J’étais désorienté tellement j’étais coupable. Lorsqu’ils ont emmené mon frère devant mes yeux, je ne réagis pas le moins du monde. Peut-être ma colère était encore présente en moi persistait toujours jusqu’à me figer devant l’acte criminel que j’ai commis. Juste après leur sortie, la police entra pour enquêter. Automatiquement, je suis venu les mener sur les lieux du crime, moi, le coupable. Ce qui était le plus étonnant c’était que je n’avais versé aucune larme pour lui, même pas à ses funérailles. Ce n’est qu’ici en sa mémoire que j’ai envie de pleurer...

Bon, comment est-ce qu’on m’a envoyé ici ? Et bien simplement, je me sentais si mal que je n’ai rien dit ni prononcer un seul mot à qui que ce soit. Après des enquêtes et le procès, c’était sa petite amie qui m’a envoyé dans ce centre de rééducation. En fait, ce n’est pas qu’elle a connu le vrai déroulement de l’histoire que personne n’avait découvert ; mais elle a simplement tiré une conclusion. Elle ne m’a jamais beaucoup aimé d’ailleurs. J’acceptais cette correction car je ne voyais plus de solution et je croyais avoir perdu la raison. Personne ne pouvait ramener mon frère. Elle a même insisté pour que j’y reste la moitié de mon existence. Depuis, j’ai des visions, je cauchemarde sur eux quelques fois je sens même ses mains m’étrangler, ses coups de pieds etc.

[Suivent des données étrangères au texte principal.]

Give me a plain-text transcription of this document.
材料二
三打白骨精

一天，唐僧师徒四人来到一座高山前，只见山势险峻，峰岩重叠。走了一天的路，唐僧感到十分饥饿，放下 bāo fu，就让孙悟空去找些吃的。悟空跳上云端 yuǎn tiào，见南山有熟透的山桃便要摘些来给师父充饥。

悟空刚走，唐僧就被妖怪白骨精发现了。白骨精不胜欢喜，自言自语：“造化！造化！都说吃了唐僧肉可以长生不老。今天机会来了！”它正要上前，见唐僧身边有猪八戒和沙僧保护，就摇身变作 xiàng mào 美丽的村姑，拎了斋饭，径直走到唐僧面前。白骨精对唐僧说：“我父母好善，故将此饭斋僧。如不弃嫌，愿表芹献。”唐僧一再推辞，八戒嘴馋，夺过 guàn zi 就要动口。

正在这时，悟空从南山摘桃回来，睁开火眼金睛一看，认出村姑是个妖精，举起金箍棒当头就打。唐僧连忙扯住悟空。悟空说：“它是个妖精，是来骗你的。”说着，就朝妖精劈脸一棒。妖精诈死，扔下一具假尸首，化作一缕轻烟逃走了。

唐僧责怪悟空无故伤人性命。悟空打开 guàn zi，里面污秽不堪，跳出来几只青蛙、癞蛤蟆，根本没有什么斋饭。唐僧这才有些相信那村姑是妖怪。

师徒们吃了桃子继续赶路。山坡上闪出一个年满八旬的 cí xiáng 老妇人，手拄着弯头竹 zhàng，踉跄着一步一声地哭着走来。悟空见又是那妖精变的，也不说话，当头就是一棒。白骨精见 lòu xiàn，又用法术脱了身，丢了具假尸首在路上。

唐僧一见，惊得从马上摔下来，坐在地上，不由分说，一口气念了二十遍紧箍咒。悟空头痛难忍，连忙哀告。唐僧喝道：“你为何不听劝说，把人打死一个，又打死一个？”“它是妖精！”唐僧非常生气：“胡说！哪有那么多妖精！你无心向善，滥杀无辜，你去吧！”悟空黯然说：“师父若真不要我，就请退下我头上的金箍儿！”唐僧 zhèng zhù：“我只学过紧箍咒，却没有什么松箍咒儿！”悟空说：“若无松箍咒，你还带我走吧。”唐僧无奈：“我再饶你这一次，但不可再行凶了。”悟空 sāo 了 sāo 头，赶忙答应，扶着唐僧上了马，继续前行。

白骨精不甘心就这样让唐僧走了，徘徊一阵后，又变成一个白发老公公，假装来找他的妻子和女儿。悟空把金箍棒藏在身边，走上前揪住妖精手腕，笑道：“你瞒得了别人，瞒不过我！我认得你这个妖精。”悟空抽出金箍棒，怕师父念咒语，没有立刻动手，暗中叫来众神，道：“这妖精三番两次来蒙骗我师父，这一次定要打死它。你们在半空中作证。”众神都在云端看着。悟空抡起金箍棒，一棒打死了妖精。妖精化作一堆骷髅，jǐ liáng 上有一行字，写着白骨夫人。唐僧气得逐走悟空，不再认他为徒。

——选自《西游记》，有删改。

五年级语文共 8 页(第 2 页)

Je peux rester ici, surtout que je n’ai plus de famille, je suis un orphelin malade guetté par son passé. Comment mes autres familles, je veux dire les cousins, cousines, tantes et le reste, peuvent-ils m’accorder la vie voire leur pitié et leur attention après tout ce que j’ai fait ? Ce serait trop demander et trop de sacrifice pour eux. Il n’y a pas photos, ils choisiront mon frère car la mort est comme le péché pardonné et celui qui reste en vie est celui qui supportera blâme, remords, haines et grimaces. Je suppose que nul ne peut être pardonné de ses actes que dans la mort en mémoire de celui ou celle à qui il ou elle a commis la faute. J’essaierai quand même de me repentir car ce n’est qu’à ce moment lourd de larmes et de tristesse que je compris le défaut de ce monde et le mien que je mets toujours par-dessus tout. Je me trompe sans doute à mon sujet mais je ne pourrais jamais comprendre celle des autres.
Ceci étant ma dernière phrase, je fermais les yeux et partis pour un nouvel essai en me renaissant parmi ceux que je pourrais qualifier de connus et que j’aurais l’obligeance de vouloir comprendre.